Sonuç olarak, Masumiyet Projesi
göstermiştir ki hatalı mahkumiyetler istisnai olaylar değil sistemin
hatalarından oluşan ve maalesef çokça meydana gelen durumlardır. Hatalı
mahkumiyetlerin engellenmesi yoluyla yalnızca mahkum olan kişi ve yakınlarının
çıkarları değil; gerçek failin yakalanması ve toplumun adalete güveninin
artması yoluyla toplumun çıkarları da korunmaktadır.
Masumiyet Projesi hakkında detaylı bilgi için bkz. http://www.innocenceproject.org/
Tanık beyanı ve hafıza ile ilgili
kısa bir Ted konuşması için bkz. https://www.youtube.com/watch?v=PB2OegI6wvI
* Tanık (mağdur) beyanı ile hatalı mahkum edilen Ronald Cotton ve DNA tesi ile gerçek fail olduğu tespit edilen Bobby Poole.
M. Nureddin Bozalan
12.07.2018
Blog sahibinin (tükan sahabı) notu: (KİBARCASI - EDİTÖR NOTU)

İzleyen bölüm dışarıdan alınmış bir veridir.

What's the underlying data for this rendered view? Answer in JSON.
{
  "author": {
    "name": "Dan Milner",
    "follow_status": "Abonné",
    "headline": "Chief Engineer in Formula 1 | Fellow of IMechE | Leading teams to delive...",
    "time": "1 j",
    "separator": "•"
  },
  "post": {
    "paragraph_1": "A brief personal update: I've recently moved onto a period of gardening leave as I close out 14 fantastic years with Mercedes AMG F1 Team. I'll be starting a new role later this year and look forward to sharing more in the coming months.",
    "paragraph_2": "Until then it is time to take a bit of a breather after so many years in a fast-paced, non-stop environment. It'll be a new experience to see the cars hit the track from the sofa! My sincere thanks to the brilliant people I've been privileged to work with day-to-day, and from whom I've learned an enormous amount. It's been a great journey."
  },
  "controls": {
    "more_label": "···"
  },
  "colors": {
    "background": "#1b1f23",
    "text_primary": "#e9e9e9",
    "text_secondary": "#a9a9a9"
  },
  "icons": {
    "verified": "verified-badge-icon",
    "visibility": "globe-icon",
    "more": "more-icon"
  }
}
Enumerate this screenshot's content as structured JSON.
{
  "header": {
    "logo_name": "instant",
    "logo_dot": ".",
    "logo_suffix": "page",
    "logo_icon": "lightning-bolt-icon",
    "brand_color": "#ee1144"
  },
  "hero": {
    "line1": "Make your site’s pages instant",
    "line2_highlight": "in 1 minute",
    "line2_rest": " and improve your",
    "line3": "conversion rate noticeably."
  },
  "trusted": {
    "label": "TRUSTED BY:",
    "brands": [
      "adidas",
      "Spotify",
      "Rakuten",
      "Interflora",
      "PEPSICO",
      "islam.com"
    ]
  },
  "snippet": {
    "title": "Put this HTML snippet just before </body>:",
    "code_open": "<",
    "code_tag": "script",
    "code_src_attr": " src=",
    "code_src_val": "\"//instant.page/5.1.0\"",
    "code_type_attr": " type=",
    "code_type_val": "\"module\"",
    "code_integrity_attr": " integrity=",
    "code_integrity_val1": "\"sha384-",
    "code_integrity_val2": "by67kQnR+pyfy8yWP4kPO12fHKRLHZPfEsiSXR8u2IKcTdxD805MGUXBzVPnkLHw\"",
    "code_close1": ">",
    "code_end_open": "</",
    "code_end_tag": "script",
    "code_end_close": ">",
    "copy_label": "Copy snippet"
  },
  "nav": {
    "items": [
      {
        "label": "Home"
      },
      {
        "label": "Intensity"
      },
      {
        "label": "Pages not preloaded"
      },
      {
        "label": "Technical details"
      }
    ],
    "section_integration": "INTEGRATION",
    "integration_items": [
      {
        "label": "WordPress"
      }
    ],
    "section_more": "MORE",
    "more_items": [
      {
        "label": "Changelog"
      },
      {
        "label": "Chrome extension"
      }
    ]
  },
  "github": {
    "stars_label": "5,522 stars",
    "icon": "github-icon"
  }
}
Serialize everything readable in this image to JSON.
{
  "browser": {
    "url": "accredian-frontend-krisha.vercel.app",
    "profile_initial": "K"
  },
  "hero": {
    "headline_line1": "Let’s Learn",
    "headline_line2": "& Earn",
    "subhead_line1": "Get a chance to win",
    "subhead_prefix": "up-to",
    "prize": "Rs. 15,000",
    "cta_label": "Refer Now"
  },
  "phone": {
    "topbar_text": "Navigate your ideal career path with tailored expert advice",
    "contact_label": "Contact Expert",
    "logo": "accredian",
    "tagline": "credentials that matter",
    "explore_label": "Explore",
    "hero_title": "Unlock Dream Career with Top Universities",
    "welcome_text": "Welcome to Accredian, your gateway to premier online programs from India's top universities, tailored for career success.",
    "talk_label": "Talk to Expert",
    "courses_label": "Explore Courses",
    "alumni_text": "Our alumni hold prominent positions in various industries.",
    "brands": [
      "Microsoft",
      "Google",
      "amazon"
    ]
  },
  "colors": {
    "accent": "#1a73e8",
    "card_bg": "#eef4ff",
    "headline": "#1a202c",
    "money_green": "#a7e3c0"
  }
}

Sayın Nureddin hocama, ki ileride Profesör-Dekan-Rektör ünvanlarını sırayla alacağından eminim ve bu nedenle kendisine yatırım yapıyorum :D, yazmış olduğu bu harika yazıdan -cidden okudum cidden güzel yazı- dolayı çok teşekkür ediyorum blog tüzel kişiliği adına :D Kendisinin malum öğrenci çevresi de acayip geniş olduğu için bloga ün kazandırıp satabilirim diye şeyapıyorum. Kendisine buradan bol bol selamlar, Burcu hanımı de al gel hocam diyerek paylaş tuşuna basıyorum.